Both of them are stuck in limbo between the worlds of the living and the dead – in the first episode, we see them hide from Death, with Kirby Howell-Baptiste’s anti-Grim Reaper from The Sandman making an early cameo. Their shared purpose is to help their fellow phantoms – and sometimes the odd human – by unravelling mysteries at their detective agency: they are “ghosts solving the cases no one else can”. When we first meet them, the duo are slap-bang in the middle of a supernatural caper, pursued by a traumatised ghost in a gas mask; this First World War-era spook has been unsettled by a new museum exhibit remembering the conflict.

George Rexstrew as Edwin, Jayden Revri as Charles and Kassius Nelson as Crystal in ‘Dead Boy Detectives’ (Netflix)

There are a lot of head-spinning quick cuts as the boys hop from location to location – they can travel through mirrors because they’re ghosts, we learn in snatches of expository dialogue. This isn’t just a matter of first-episode scene-setting – characters keep having to regurgitate big chunks of fantasy lore or explain various magical creatures or objects to keep the viewer abreast of exactly what is going on.

When a Victorian girl ghost arrives at the agency with a new case, the pair end up befriending Crystal (Kassius Nelson), a (living) clairvoyant whose psychic skills prove pretty useful. But swathes of Crystal’s memories have gone awol thanks to an encounter with a demon (who has the distinctly un-demonic name of “David”, which for some reason made me laugh more than many of the actual punch lines).
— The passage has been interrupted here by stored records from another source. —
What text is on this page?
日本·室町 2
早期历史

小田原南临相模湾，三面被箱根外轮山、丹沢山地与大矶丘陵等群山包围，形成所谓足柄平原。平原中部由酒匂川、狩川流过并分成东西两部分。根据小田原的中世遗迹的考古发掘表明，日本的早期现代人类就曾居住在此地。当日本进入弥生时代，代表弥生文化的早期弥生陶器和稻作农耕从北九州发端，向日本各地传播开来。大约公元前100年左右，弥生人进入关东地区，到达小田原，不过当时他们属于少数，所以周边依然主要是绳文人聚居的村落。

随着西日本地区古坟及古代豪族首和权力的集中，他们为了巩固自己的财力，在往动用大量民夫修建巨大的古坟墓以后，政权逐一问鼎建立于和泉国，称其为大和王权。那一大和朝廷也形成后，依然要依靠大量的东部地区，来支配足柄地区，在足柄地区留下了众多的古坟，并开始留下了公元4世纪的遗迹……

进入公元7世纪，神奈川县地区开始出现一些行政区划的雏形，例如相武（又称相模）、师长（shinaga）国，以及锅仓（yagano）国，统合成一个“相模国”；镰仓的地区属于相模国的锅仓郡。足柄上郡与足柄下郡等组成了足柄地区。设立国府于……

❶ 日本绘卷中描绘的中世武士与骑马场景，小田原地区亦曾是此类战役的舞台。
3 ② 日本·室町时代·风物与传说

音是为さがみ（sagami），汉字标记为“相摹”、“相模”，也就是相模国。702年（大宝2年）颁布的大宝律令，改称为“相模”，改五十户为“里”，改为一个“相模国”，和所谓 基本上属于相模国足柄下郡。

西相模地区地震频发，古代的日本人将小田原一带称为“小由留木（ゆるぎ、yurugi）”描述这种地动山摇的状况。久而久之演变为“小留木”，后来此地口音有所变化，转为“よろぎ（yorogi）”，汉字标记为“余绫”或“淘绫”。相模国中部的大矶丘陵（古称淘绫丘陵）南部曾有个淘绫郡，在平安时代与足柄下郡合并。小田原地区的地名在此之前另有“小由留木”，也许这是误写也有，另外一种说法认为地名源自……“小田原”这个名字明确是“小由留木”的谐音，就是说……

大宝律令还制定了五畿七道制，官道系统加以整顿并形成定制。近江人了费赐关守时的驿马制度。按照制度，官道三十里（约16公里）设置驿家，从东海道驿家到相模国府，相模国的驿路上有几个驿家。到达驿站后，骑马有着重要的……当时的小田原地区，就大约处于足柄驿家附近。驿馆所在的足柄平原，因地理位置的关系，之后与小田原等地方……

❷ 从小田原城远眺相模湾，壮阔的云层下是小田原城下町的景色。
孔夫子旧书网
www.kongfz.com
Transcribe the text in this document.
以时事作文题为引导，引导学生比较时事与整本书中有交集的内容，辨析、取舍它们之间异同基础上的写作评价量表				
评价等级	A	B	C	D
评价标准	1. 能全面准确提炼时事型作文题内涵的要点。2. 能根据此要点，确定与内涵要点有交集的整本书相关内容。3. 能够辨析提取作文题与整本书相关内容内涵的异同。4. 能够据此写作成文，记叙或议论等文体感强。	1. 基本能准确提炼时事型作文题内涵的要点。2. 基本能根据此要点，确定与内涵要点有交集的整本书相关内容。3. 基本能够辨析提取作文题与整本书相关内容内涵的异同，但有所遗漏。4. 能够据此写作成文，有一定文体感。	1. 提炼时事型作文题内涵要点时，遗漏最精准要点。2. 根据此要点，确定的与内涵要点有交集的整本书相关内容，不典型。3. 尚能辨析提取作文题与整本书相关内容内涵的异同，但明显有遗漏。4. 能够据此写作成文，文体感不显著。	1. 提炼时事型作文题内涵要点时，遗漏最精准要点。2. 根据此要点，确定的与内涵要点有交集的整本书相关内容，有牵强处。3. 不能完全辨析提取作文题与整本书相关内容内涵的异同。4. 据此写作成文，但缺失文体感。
Her attempts to recapture her memories act as a narrative thread throughout the episodes; otherwise, the cases tend to be wrapped up by the end of each instalment, a bit like Scooby-Doo, or a very zany, paranormal spin on an ITV3 detective drama.

There’s stuff to like here: The White Lotus’s Lukas Gage is plenty of fun as one of the show’s more memorable villains, the Cat King, who seems to have burst straight out of a cursed production of the Andrew Lloyd Webber show, and Rexstrew and Revri are charming leads. But it’s not enough to make you want to stick with the convoluted, but somehow still predictable, plotting. I’m not convinced this one will have much of an afterlife.